Perle di vetroil commento di Federico Festa

Aste truccate, maxigarage da 200 metri venduto a 15mila euro

Gli incredibili viaggi di Livia nel paese delle meraviglie

aste truccate maxigarage da 200 metri venduto a 15mila euro

C'era una volta e forse c'è ancora un paese dove tutto era possibile e dove ogni cosa accadeva mentre tutti guardavano dall'altra parte.

In questo mondo incredibile, la nostra protagonista, per vent'anni, aveva visto e fatto cose che – messe ora tutte insieme e raccontate – sembrano cronache fantastiche: come viaggi di Livia nel paese delle meraviglie.

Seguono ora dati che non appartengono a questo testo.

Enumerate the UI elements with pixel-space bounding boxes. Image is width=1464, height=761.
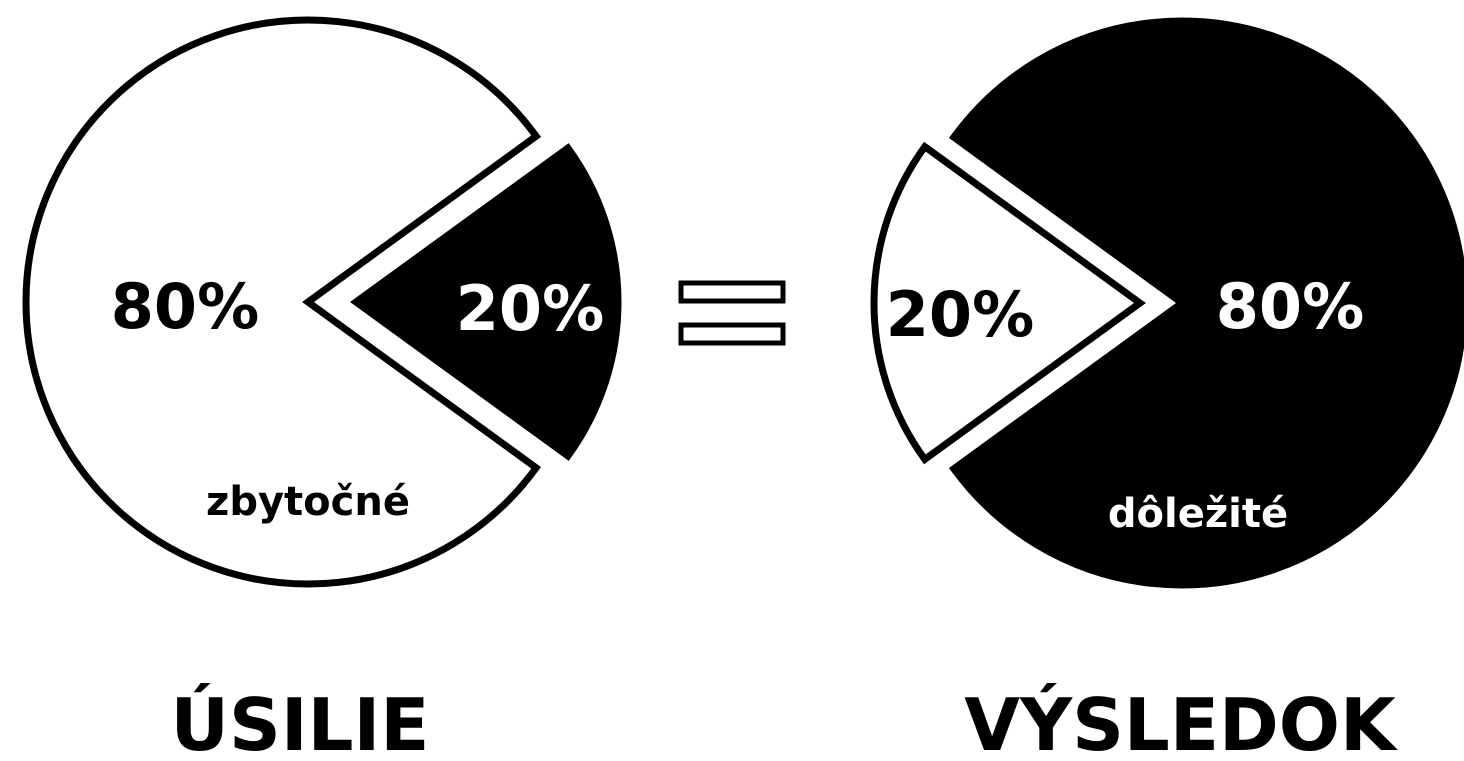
equals-bar-bottom [678,322,786,346]
left-chart-title: ÚSILIE [171,683,430,757]
right-pie-slice-20 [870,141,1146,465]
right-annotation: dôležité [1108,491,1288,537]
left-pie-slice-20 [350,143,622,461]
left-slice-20-label: 20% [456,272,604,345]
right-pie-chart: 20% 80% dôležité VÝSLEDOK [870,17,1464,761]
equals-bar-top [678,280,786,304]
right-slice-80-label: 80% [1216,270,1364,343]
right-chart-title: VÝSLEDOK [964,683,1398,757]
left-pie-chart: 80% 20% zbytočné ÚSILIE [22,16,622,761]
equals-sign [678,280,786,346]
right-slice-20-label: 20% [886,278,1034,351]
left-annotation: zbytočné [206,479,410,525]
left-slice-80-label: 80% [111,270,259,343]
left-pie-slice-80 [22,16,542,588]
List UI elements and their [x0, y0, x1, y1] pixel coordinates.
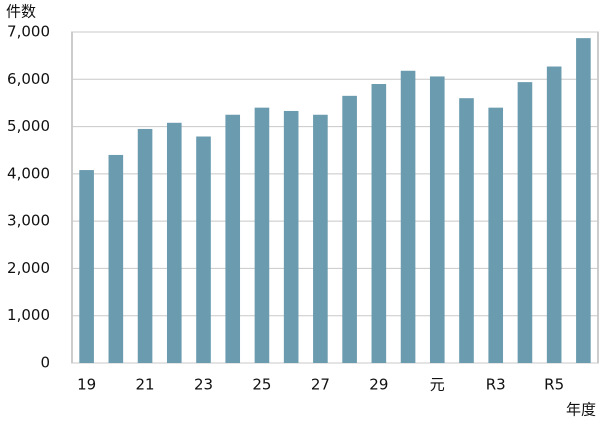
bar: [400, 70, 416, 363]
y-tick-label: 4,000: [7, 164, 50, 182]
bar: [546, 66, 562, 364]
x-tick-label: 25: [252, 376, 271, 394]
bar: [108, 154, 124, 363]
bar: [576, 38, 591, 363]
y-tick-label: 5,000: [7, 117, 50, 135]
bar: [137, 128, 153, 363]
y-tick-label: 0: [40, 354, 50, 372]
bar: [517, 82, 533, 363]
bar: [459, 98, 474, 363]
x-axis-label: 年度: [566, 401, 596, 419]
bar: [254, 107, 270, 364]
x-tick-label: 23: [194, 376, 213, 394]
bar: [429, 76, 445, 363]
bar: [166, 122, 182, 363]
y-tick-label: 6,000: [7, 70, 50, 88]
bar: [196, 136, 211, 363]
bar: [488, 107, 504, 364]
y-tick-label: 7,000: [7, 23, 50, 41]
y-tick-label: 1,000: [7, 306, 50, 324]
bar: [225, 114, 241, 363]
bar: [283, 110, 299, 364]
bar: [79, 170, 94, 363]
x-tick-label: 29: [369, 376, 388, 394]
bar: [313, 114, 328, 363]
x-tick-label: 元: [430, 376, 445, 394]
x-tick-label: R3: [486, 376, 506, 394]
y-axis-label: 件数: [6, 3, 36, 21]
x-tick-label: 21: [136, 376, 155, 394]
y-tick-label: 3,000: [7, 212, 50, 230]
bar: [342, 95, 357, 363]
x-tick-label: 27: [311, 376, 330, 394]
y-tick-label: 2,000: [7, 259, 50, 277]
bar: [371, 84, 387, 363]
x-tick-label: R5: [544, 376, 564, 394]
x-tick-label: 19: [77, 376, 96, 394]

In un mondo normale, dove le persone oneste fanno onestamente il proprio lavoro, le aste giudiziarie sono la cosa più semplice e coerente che si possa fare. Ci sono beni messi in vendita (non è un caso si dicano messi all'incanto, quasi come a sovrintendere vi siano poteri magici) perché esistono persone non più in grado di sostenerli. E ci sono persone ricche, che intervengono a favore di quelle povere per aiutarle in qualche modo. Il passaggio di denaro presuppone anche il passaggio del bene. I ricchi sono talmente portati ad aiutare i poveri che a ogni magico incanto se ne radunano a decine, tutti con un'offerta, tutti con una mano tesa. In mezzo ci sono buste bianche, candide come il primo bagliore della luce del mattino. Buste candide e sigillate, che soltanto i giudici o le persone oneste possono aprire. Sono lo strumento per evitare che i ricchi litighino fra loro per chi aiuti meglio i poveri. Dentro le buste c'è l'incanto di un'offerta che partecipa alla gara: vince il più generoso. Tutto questo, ovviamente, in un paese normale.

Invece, Livia era capitata nel paese delle meraviglie. Dove il meccanismo semplice semplice iniziava a incrinarsi perché il giudice prendeva un po' del suo lavoro e lo delegava. Capitava così, sotto gli occhi di Livia, che a gestire il bisogno del povero venissero chiamati anche maghi, saltimbanchi e fattucchiere. Con giochi di prestigio le buste candide come la prima luce del mattino venivano violate, aperte, pesate nella loro generosità e sostituite, con altre buste pure bianche che servivano a celare la magia o l'inganno già avvenuto.

Livia aveva fiutato l'affare e, per capire tutto prima degli altri, aveva preso a seguire ogni mago, ogni fattucchiera e ogni saltimbanco, carpendo loro tutti i trucchi. Il giudice, che a furia di delegare aveva dimenticato a cosa servisse quella procedura, alla fine guardava solo i risultati e nei grandi numeri finivano tutti insieme sia gli onesti sia i maghi, le fattucchiere e i saltimbanchi.

Capitava così che ad Avellino venisse messo all'incanto un supergarage, di 200 metri quadri, in centro città. Un bene notevole. Un affare durevole. Tanti prestigiatori s'erano avvicinati a quella gara. Ma persino l'esperta Livia, che ogni trucco sapeva, s'era dovuta arrendere all'arte di due maghi che, ancora oggi non si sa come non si sa perché, con 15mila euro se l'erano aggiudicato. E nessuno aveva fiatato. E nessuno aveva visto. Pure il giudice delle mille deleghe s'era arreso alla forma: tutto era stato regolare. Lui poteva continuare a guardare da altre parti. Tutti quelli del paese delle meraviglie dormivano sonni tranquilli. Solo Livia, nel frattempo diventata ricca e spregiudicata, aveva un diavolo per capello per l'ennesimo affare che le avevano soffiato.